NOTE: This article has been submitted to the Shenzhen Daily for their consideration to be published as an opinion piece.
As I walk around Shenzhen, I often see the elevated highways and expressways that dot the landscape, indicating the rapid rate of development that has underpinned Shenzhen’s success. The enormous blocks of concrete and metal stand stark against the green forests and parks and the blues of the Pearl River Delta.
However, there are also incidents of roads that remain untouched for years around the city. No work has been done, with scaffolding slowly rusting under around these abandoned projects. One example that I see on a regular basis is Meikou 2nd Road. It appears to have started its construction, but the access roads from Nantou Expressway have never finished. The elevated roads and tall struts remain high in the sky as indicators of a project stalled.
With that in mind, it made me wonder about what could be done with these things. The sheer volume of concrete and metal that is used for elevated roads, railway lines, subways and pathways provides a unique palatte for societal art.
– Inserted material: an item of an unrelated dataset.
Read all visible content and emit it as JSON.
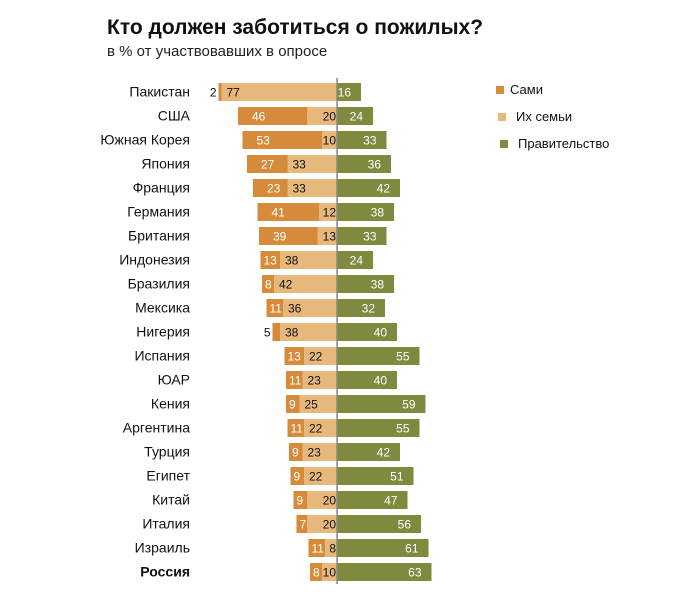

That gave me an idea. With some of these struts already crawling with vines, I felt that these blank urban canvases would be a wonderful opportunity for the largest public art competition in the world. There must be millions of square metres of concrete and metal for people to paint on, turning dull grey and boring white into a cavalcade of colors that speak to what Shenzhen really is.
If a broad approach was taken to this, every district and sub-district would be able to open up different areas to different themes. A perfect example would be all the bridges leading to Shenzhen Bao’an International Airport. It would be fantastic to see them painted in a consistent color and theme, rather than the stark grey that currently exists.
On a similar note, the spaghetti junctions of the Bulong-Nanping expressways north of the Tanglang mountain passways would make for an intriguing artwork for an enterprising group of artists. While few would ever appreciate it, the opportunity to properly protect these roadways would be amazing.
Another benefit is that it would truly incorporate the entire community. Roads and paths near local schools could include primary school designs, much like the mural at Bao’an Primary School. Universities could show off their abilities while local employers would be able to satisfy their social values by introducing community art projects. Different areas would develop different themes, while border bridges could be the result of cross-district collaboration.
The diverse collection of artworks would make for one of the most long-term art projects in the country. I would suspect that such a project would take anywhere from 15 to 20 years to complete, with the maintenance requiring plenty of staff and new art being introduced every year.
What are your thoughts about such a unique project?